There’s also the archival value. I have journals going back fifteen years that are a record of who I was, what I was worried about, what I wanted, what I got wrong. Reading old entries is one of the most clarifying experiences available to anyone interested in their own growth. You see patterns you couldn’t see while you were inside them. You see how many of the things you were certain about turned out to be wrong. You see how much you’ve changed, and occasionally, how much you haven’t.

The introvert tendency to process deeply, to notice details others overlook, to sit with complexity rather than rushing toward simple answers: these are genuine assets in a journaling practice. The quiet that can feel like a liability in a loud world becomes an advantage when the work is internal. That’s worth something.
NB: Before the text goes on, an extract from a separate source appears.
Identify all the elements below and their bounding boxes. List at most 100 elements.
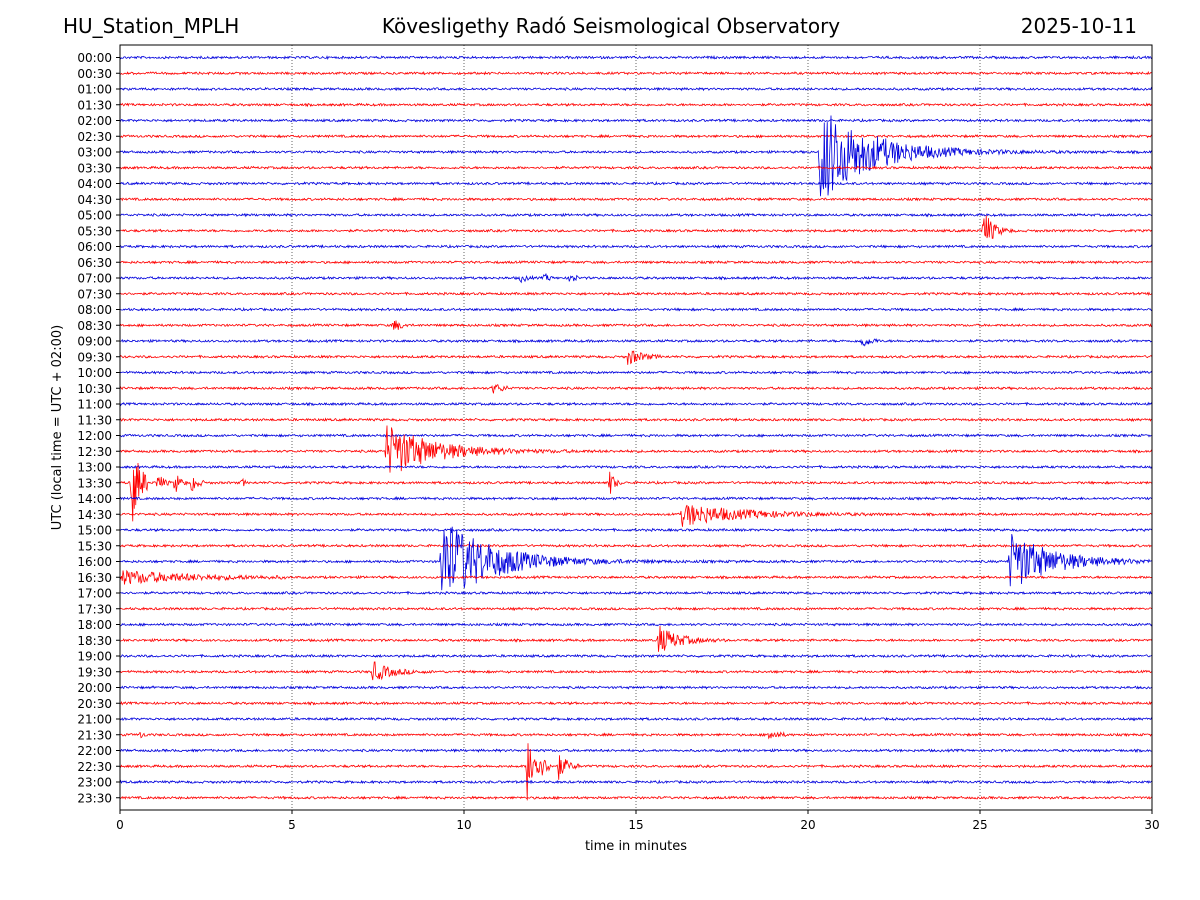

If you want to explore more of the mental health landscape that connects to journaling and self-awareness, the full range of topics we cover is available in our Introvert Mental Health hub, where you’ll find resources on everything from sensory sensitivity to emotional resilience.

About the Author

Keith Lacy is an introvert who’s learned to embrace his true self later in life. After 20 years in advertising and marketing leadership, including running agencies and managing Fortune 500 accounts, Keith now channels his experience into helping fellow introverts understand their strengths and build fulfilling careers. As an INTJ, he brings analytical depth and authentic perspective to every article, drawing from both professional expertise and personal growth.

Frequently Asked Questions

What is the best thing to write in a journal when you don’t know where to start?

Start by describing exactly what you’re experiencing right now, physically and emotionally, without trying to analyze it. Write what you’re feeling in your body, what’s been on your mind, and what happened today that stood out. You don’t need a prompt or a plan. The act of starting, even messily, is what opens the door to more meaningful reflection.

How often should you write in a journal to see mental health benefits?

Frequency matters less than consistency and intentionality. Writing three times a week with genuine engagement tends to be more useful than daily entries written out of obligation. Even brief entries of five to ten minutes can be valuable if you’re actually present with what you’re writing. The aim is honest reflection, not a perfect record.

Is journaling by hand better than typing?

Handwriting engages the brain differently than typing and may support deeper processing for reflective writing. The slower pace of writing by hand can encourage more deliberate thought. That said, the most effective format is the one you’ll actually use consistently. If typing removes a barrier and means you write more regularly, the benefits of consistency outweigh the format preference.

What should you write in a journal about anxiety?

Write about the specific fear underneath the surface worry, not just the worry itself. Describe what the worst realistic outcome would be and whether you could handle it. Write the evidence for and against the anxious thought. Writing the physical experience of anxiety, tight chest, racing thoughts, restlessness, can also create useful distance from the intensity of the feeling.

Can journaling help introverts who already spend a lot of time in their heads?

Yes, and for a specific reason: journaling creates structure that internal reflection often lacks. Writing forces you to choose words, which means choosing between meanings, and that process frequently surfaces insights that pure internal rumination misses. For introverts, journaling also helps access the emotional layer beneath analytical thinking, which is often where the most useful processing happens.